In another room, set apart from the exhibition, a small show called Monet x Frankenthaler is running concurrently. Here two paintings hang side by side: Water Lilies and Agapanthus (c.1914-1917) by Claude Monet and Feather (1979) by Frankenthaler. The pairing is instructive. The Monet is a classic late work from the Giverny period: lily pads, water, weeds, purple agapanthus flowers. Nothing of modernity or capitalism; no hint of city or banlieue. A far cry from Déville-lès-Rouen in 1870, where Monet had painted toxic chimney stacks belching soot over the old town. Even the suburbs of his Argenteuil period have disappeared.

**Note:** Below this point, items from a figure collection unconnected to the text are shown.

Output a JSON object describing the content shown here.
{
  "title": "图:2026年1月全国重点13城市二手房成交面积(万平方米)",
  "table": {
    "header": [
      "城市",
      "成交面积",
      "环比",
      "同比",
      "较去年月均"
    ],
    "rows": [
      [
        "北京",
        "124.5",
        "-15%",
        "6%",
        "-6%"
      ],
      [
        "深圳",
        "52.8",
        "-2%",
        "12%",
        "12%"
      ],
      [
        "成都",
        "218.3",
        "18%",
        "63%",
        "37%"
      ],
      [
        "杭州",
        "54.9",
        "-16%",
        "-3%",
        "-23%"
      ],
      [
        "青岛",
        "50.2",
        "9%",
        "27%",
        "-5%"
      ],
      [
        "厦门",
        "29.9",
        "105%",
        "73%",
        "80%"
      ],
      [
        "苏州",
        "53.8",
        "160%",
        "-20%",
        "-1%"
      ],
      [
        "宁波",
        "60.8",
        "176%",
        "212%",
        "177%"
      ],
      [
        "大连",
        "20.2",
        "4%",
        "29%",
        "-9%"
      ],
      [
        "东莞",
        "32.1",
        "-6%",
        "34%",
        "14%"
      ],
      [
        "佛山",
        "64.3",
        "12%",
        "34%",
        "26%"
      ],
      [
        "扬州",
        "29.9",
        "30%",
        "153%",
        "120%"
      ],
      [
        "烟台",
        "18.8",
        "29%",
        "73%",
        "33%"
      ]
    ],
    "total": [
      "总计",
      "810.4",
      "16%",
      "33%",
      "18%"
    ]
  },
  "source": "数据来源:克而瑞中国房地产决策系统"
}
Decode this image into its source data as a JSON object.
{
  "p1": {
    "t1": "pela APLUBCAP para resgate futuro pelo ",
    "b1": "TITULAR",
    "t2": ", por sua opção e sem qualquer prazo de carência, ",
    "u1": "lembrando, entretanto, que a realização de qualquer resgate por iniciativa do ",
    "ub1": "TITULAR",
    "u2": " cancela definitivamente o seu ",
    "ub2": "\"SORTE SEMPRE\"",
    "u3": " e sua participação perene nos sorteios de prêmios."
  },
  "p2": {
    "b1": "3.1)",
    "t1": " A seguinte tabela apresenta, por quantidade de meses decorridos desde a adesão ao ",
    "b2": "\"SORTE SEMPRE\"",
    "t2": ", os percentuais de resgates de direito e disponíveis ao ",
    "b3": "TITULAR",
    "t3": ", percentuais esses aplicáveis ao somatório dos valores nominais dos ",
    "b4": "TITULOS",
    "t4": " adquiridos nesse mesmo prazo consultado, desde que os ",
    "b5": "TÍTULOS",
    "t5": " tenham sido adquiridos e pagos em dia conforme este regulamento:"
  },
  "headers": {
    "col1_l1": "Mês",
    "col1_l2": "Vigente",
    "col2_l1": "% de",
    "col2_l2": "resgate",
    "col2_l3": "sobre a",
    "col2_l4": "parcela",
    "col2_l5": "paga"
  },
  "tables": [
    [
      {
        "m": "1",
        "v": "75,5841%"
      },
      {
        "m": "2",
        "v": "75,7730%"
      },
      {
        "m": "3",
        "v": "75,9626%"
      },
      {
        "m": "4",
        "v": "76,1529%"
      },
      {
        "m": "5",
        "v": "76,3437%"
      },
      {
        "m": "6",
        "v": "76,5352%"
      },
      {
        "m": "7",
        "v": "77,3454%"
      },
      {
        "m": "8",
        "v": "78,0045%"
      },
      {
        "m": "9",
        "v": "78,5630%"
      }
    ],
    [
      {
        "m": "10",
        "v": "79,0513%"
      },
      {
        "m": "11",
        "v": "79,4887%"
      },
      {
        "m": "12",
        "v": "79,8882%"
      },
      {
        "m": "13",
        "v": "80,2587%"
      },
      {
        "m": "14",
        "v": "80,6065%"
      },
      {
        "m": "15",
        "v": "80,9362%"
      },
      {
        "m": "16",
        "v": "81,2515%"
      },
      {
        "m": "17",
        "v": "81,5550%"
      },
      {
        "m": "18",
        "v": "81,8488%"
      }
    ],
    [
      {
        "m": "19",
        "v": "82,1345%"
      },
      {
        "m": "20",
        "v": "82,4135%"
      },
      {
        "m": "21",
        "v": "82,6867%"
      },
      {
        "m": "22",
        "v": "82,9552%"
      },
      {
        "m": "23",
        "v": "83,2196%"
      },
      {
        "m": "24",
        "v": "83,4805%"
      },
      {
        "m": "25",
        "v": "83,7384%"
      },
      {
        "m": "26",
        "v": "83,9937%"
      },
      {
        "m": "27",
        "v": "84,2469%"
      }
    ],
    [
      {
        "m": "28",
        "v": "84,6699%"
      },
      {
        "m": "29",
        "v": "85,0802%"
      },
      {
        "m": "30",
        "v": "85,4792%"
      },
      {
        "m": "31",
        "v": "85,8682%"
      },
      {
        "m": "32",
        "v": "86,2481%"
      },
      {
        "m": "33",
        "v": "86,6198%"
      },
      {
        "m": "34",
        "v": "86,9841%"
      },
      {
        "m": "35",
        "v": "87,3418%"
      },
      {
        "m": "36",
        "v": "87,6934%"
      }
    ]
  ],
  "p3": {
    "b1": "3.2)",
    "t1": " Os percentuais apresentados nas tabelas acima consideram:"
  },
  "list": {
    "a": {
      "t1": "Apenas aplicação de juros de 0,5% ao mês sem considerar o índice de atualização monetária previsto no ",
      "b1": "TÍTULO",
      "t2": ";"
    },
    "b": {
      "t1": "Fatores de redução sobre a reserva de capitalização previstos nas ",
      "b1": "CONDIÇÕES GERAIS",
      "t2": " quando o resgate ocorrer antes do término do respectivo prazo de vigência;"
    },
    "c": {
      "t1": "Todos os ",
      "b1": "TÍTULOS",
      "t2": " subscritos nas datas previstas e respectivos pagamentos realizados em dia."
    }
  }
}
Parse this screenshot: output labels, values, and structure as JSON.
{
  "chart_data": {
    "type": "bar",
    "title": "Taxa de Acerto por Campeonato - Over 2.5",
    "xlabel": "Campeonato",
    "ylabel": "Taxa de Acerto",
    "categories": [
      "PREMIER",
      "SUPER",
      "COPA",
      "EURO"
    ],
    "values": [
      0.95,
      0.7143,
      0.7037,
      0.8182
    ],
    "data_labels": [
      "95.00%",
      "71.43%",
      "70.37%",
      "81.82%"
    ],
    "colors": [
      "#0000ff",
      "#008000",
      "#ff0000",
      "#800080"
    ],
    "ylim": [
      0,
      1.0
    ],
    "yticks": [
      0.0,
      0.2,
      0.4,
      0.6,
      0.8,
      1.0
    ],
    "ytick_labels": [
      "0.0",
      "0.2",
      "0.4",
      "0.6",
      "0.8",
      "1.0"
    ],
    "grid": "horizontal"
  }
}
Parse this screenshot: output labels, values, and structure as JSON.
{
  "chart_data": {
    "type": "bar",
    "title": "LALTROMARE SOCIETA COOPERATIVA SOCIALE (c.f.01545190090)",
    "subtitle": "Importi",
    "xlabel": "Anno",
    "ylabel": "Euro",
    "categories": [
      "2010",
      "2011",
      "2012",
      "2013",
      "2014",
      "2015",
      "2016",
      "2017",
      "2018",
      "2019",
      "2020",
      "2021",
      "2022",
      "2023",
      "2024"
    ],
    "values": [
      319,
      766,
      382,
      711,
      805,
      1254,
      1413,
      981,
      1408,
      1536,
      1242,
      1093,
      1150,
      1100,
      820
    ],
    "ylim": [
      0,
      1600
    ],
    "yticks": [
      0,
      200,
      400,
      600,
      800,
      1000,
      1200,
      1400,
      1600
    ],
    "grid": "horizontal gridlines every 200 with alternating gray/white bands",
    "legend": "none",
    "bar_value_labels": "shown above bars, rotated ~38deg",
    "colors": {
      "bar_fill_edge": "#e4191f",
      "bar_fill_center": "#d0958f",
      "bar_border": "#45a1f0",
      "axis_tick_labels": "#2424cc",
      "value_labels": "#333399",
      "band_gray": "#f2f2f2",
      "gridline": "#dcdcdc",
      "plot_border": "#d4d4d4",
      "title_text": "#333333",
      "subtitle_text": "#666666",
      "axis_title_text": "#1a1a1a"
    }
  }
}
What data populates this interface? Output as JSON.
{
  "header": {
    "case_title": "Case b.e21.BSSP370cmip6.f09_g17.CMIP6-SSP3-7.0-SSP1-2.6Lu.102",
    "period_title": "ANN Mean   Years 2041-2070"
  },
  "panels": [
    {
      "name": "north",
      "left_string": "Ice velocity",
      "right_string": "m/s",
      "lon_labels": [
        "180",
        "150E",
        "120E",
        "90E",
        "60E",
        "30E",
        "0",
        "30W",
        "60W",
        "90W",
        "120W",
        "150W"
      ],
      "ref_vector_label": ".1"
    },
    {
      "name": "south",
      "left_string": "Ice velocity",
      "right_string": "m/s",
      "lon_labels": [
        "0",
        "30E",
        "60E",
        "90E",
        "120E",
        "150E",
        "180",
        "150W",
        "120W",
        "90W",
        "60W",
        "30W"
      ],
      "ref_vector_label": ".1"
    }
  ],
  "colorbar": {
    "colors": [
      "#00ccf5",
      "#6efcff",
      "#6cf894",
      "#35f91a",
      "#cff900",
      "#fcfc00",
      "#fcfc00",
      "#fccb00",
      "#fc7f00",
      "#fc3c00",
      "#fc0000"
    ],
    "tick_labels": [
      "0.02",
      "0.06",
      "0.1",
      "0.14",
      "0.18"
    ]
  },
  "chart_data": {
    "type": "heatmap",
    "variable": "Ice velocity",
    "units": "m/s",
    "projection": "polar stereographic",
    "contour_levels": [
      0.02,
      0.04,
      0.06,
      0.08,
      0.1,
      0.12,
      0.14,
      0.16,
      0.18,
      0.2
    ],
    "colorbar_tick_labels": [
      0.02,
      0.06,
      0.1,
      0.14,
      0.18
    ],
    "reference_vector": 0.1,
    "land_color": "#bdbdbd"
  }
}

Social art historians from TJ Clark to Thomas Crow have seen weakness in the withdrawals of Monet’s late painting: a giving up of the attempt to grasp modernity and nature in imperfect synthesis; each step into the garden another flight into fiction. ‘Detached and uninvolved’ would not be a bad precis of the critical terms here.
Frankenthaler’s Feather does interesting things in the context of this critique. It is a mist of thinned acrylic: pink, orange, and green seeping across the field, acquiring no density; smudges of unmixed white sitting on top of the haze like catch-lights cutting through fog. Its dominant terms are natural: light and moisture. But like the plastic paint the image is made from, the effect is synthetic, the colours artificial. The wash of pink at top right looks more like street-level neon than a sunlit garden. At points, where the colours have blended, they form a sickly brown. Beauty comes close to ugliness; nature approaches artifice. In this conjunction, Monet’s painting takes on a different tone. Its brushwork is frenetic, dissolving into a hatch of dislocated strokes and raw canvas at bottom right. And the perspective in which he rendered his scene is extraordinary, just as disorientating as Frankenthaler’s fog. Monet’s painting lurches, from a side-on view of the agapanthus flowers, towards a tipped-forward, top-down vantage on the lily pads. It cycles through painterly modes, trying on technical procedures and discarding them as it goes. Side-by-side, both of these paintings invoke nature, but in a manner that becomes more queasily dislocated the longer you look at them.
Frankenthaler was an artist who worked by conjoining extremes: freedom and constraint; abstraction and (hints of) figuration; nature and artifice. In this she was typically modernist. There is a photograph by Alexander Liberman of her waltzing with Barnett Newman at the New York world’s fair in 1964: abstract expressionism’s most extreme proponent of economy and rigour arm in arm with the style’s most extravagant champion of beauty. Newman’s paintings combine massive, rigid geometries with huge areas of colour. He and Frankenthaler are often counterposed in the critical literature: straight lines versus soak-stains. Unlike her, he never smiled in photographs. But here he beams at her like a child. Looking at the photo, I am reminded of the ways in which gender can overdetermine the contrast between two artists. As this exhibition makes clear, Frankenthaler was just as rigorous an artist as Newman. It is by mediating such concepts as discipline and beauty that her art acquired its lasting value.